Exercise Obangame Express 24 sought to fill that skill gap as part of its overall agenda aimed at building collaboration among countries operating within the Yaoundé Code of Conduct. Launched in 2013, the code plays an increasingly important role in maintaining situational awareness and fighting maritime crime in the Gulf of Guinea, one of the world’s hottest spots for piracy, illegal fishing, drug trafficking and other illegal activities.

From 6-17 May, Obangame Express 24 challenged 13 nations along the Gulf to work together to respond to criminal activities off their shores. Along with field exercises off the coast of Gabon, Obangame included training on first aid, room-clearing and evidence collection.

Also on the agenda for the first time: training participants in the steps to bring maritime criminals to justice.

“Through multiple days of training and a mock trial … we demonstrated that the international and regional collaboration of the different partners is a resultant-provider to ensure a secure maritime space in the Gulf of Guinea,” said Aliou Sall, crime prevention and criminal justice officer of the Global Maritime Crime Program for Central Africa at the United Nations Office of Drug Control (UNODC).

What experts refer to as the “legal finish” to maritime criminal cases has become a crucial part of reining in illegal behaviors in the Gulf. In many cases, security forces disrupt drug trafficking only to have the suspects go free because the country where they were arrested has no legal structure to prosecute them.
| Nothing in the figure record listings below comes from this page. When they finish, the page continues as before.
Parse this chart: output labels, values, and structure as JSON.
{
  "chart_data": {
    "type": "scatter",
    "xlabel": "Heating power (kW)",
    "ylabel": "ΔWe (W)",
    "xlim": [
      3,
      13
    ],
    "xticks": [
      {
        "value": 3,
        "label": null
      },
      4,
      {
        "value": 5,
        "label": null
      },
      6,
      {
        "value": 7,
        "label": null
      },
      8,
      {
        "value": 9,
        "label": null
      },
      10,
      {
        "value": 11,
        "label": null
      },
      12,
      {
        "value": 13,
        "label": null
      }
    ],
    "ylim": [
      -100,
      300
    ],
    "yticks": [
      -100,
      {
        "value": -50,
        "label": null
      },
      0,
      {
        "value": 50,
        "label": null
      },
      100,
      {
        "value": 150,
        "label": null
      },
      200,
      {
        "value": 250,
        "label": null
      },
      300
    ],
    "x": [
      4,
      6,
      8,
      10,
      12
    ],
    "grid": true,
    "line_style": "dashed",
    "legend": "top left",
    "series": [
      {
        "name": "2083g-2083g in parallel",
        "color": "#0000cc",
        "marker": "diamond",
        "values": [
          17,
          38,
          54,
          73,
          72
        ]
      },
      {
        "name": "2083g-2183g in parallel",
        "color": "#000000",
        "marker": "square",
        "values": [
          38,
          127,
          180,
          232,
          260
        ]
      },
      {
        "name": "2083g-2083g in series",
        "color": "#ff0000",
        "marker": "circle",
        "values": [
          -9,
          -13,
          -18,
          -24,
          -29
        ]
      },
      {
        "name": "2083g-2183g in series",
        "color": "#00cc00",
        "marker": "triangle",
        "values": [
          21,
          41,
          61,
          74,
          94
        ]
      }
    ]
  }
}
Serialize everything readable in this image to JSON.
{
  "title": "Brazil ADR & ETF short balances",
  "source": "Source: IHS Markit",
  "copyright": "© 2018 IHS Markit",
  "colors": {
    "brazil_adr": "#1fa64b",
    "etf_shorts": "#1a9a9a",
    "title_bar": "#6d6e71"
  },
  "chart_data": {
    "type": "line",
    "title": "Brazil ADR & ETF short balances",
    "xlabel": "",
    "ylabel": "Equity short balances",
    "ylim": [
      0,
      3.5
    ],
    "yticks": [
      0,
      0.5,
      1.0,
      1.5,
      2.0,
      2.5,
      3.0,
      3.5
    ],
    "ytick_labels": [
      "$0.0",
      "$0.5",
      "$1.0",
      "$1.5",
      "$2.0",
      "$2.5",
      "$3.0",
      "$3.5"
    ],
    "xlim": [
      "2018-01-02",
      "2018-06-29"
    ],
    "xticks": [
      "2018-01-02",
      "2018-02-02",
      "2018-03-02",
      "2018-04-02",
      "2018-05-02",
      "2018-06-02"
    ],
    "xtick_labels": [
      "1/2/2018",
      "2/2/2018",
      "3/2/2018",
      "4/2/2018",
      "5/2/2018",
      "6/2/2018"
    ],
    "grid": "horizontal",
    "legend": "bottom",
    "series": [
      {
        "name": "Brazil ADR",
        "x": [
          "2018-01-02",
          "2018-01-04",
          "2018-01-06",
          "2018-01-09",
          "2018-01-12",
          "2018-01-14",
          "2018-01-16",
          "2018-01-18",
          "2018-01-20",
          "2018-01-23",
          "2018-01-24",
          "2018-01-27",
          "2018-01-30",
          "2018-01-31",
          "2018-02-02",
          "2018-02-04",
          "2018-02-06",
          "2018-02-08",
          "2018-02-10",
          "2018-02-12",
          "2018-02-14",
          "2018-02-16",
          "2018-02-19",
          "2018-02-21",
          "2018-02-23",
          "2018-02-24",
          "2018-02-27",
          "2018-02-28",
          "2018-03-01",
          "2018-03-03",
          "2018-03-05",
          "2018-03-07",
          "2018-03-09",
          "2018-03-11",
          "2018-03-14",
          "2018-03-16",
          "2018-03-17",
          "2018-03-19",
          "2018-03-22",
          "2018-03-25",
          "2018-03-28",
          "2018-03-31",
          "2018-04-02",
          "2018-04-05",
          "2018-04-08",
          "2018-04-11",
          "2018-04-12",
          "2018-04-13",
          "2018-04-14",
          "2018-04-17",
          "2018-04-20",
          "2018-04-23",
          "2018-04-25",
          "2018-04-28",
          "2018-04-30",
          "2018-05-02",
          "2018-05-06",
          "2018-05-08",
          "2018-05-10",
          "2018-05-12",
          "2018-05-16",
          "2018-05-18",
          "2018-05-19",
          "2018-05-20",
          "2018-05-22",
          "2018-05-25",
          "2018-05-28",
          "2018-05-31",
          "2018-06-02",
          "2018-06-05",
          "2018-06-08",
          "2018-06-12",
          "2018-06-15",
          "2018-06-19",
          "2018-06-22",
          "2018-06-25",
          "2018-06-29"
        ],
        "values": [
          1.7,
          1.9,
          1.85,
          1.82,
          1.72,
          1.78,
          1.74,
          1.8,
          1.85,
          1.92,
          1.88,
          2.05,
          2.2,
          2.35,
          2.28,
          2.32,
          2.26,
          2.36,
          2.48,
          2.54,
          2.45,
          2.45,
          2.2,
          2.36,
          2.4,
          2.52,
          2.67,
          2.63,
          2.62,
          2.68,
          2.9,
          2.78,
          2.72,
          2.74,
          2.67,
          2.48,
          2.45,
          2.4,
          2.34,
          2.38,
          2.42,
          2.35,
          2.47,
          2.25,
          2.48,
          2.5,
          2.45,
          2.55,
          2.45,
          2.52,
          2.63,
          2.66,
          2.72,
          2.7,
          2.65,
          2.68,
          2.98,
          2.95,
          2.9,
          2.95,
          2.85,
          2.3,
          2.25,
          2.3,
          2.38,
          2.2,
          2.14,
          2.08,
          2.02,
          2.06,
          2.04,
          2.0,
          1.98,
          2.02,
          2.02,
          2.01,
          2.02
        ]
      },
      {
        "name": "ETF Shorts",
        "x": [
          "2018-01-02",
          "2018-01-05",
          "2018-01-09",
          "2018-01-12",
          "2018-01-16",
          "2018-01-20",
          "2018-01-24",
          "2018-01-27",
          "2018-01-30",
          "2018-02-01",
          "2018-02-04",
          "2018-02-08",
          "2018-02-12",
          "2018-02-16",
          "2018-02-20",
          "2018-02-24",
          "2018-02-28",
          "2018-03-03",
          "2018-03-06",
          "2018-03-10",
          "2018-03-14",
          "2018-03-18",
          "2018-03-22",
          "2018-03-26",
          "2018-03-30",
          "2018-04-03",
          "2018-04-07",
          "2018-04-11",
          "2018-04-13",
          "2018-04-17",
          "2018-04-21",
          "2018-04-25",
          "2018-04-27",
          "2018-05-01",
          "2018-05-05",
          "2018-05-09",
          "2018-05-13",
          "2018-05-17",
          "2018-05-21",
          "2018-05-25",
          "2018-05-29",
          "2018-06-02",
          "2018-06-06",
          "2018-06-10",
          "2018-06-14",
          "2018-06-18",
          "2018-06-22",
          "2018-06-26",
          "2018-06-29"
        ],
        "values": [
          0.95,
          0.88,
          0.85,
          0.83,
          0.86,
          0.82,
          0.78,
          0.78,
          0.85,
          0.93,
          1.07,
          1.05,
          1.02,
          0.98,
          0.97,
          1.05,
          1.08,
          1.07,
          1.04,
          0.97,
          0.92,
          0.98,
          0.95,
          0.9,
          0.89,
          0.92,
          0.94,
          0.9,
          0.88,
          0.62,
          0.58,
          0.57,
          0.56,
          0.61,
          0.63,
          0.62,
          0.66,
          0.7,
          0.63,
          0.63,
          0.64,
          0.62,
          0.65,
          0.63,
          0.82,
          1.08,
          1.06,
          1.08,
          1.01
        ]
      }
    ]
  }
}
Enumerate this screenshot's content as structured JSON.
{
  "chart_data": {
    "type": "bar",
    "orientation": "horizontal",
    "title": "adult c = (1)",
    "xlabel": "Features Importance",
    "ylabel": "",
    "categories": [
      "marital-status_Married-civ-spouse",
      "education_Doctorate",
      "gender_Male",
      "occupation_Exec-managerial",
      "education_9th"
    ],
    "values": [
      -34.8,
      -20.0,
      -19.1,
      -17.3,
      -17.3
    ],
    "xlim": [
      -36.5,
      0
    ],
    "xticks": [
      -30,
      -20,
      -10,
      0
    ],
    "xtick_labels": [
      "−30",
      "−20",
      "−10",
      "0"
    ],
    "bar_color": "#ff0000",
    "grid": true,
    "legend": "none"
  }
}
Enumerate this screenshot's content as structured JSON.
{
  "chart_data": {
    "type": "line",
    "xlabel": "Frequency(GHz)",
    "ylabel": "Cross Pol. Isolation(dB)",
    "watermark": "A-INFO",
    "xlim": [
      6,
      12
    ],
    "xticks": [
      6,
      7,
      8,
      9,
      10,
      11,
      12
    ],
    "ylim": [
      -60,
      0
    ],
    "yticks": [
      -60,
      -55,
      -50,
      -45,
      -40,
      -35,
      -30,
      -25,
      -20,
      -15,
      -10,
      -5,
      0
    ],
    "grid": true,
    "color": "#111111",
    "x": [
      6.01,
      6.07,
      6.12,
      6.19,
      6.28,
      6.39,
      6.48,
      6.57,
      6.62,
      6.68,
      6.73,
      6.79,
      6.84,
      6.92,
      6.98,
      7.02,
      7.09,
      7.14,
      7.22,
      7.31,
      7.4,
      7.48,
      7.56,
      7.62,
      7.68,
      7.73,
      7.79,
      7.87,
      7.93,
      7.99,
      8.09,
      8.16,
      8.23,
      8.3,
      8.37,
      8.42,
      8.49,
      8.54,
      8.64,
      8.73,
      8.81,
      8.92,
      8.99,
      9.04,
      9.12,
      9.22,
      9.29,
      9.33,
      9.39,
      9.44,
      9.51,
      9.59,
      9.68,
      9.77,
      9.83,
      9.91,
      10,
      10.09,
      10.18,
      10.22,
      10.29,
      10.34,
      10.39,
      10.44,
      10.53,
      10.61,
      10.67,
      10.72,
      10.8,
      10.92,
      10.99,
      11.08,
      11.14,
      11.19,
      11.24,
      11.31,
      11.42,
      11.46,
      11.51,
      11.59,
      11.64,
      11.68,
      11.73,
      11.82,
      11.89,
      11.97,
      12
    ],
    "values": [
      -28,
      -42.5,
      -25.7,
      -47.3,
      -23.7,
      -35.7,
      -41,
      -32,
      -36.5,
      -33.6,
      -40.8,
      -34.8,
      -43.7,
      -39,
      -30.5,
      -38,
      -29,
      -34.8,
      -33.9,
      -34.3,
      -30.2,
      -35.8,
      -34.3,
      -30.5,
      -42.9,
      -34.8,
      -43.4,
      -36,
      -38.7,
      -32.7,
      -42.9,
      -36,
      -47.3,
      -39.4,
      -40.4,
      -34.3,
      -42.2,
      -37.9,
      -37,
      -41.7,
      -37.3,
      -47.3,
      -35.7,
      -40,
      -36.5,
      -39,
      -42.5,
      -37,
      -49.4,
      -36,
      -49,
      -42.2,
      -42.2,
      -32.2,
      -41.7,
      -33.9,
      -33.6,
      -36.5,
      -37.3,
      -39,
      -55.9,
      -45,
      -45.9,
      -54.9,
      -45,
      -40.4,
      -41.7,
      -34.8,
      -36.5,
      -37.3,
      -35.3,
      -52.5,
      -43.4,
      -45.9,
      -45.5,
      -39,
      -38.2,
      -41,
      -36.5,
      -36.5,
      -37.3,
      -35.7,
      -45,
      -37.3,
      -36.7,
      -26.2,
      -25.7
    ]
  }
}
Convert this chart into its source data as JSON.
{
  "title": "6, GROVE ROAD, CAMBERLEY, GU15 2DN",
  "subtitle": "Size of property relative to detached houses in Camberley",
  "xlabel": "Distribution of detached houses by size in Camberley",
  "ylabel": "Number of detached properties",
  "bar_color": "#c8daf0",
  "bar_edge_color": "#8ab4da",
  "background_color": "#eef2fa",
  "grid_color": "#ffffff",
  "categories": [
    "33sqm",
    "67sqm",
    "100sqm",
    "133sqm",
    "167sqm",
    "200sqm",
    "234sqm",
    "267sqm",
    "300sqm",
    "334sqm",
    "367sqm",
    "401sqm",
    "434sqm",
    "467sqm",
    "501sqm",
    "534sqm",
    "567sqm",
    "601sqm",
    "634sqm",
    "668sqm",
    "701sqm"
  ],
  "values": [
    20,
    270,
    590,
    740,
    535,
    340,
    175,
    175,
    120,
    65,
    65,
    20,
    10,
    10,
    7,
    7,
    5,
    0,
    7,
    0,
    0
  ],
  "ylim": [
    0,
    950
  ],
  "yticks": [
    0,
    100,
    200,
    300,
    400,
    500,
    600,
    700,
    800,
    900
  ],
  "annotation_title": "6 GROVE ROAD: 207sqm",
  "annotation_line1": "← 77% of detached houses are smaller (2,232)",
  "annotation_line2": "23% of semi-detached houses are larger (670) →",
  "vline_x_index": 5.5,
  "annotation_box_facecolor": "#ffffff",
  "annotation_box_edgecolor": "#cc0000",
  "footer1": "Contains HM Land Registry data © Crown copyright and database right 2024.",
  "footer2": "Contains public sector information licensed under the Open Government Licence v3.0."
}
That gap between arrests and convictions was a key topic among African maritime authorities during the joint African Maritime Forces Summit-Naval Infantry Leadership Symposium Africa in Ghana in early May. Maritime security leaders at the conference said that under the Yaoundé Code of Conduct, countries must ensure that their laws meet the needs of modern problems and align to create a unified front against criminals that game the system, often by fleeing to countries without legal systems to prosecute them.

“It’s one thing to make an arrest. It’s another thing to prosecute,” Nigerian Navy Commander Jibirl Umar Abdullahi told Africa Defense Forum during the conference.

Nigeria, for example, is one of the few Gulf of Guinea countries with laws against piracy.

Legal experts from across the Gulf region, which runs from Angola in the south to Senegal in the west, participated in Obangame Express, which provided participants with training in forensic techniques for managing crime scenes.

“They are the first person at sea that will take action during an investigation,” Interpol Regional Maritime Security Directorate Criminal Intelligence Officer Ludovic Payet said in a statement. “If they do not use personal protective gear, they could contaminate the crime scene. We teach them the basics so we can have a strong police case.”

On the final day of instruction, participants boarded Ghana Navy ships and small boats to apply all that they had learned, including boarding techniques and small boat helmsmanship. The militaries worked together, sometimes communicating with hand signals where they had a language barrier.

Sall said in a statement that the lessons learned throughout the Obangame Express will prove valuable in daily operations, especially as countries develop more avenues of cooperation.

“We must continue to find common ground in this area and continue to improve our procedures not only within individual nations, but across national and zonal boundaries as well,” Sall said. “These maritime threats are not relegated to only one nation. So, by working together on maritime prosecution, we ensure that the perpetrators of illegal activities have no safe place to hide in [Gulf of Guinea] waters.”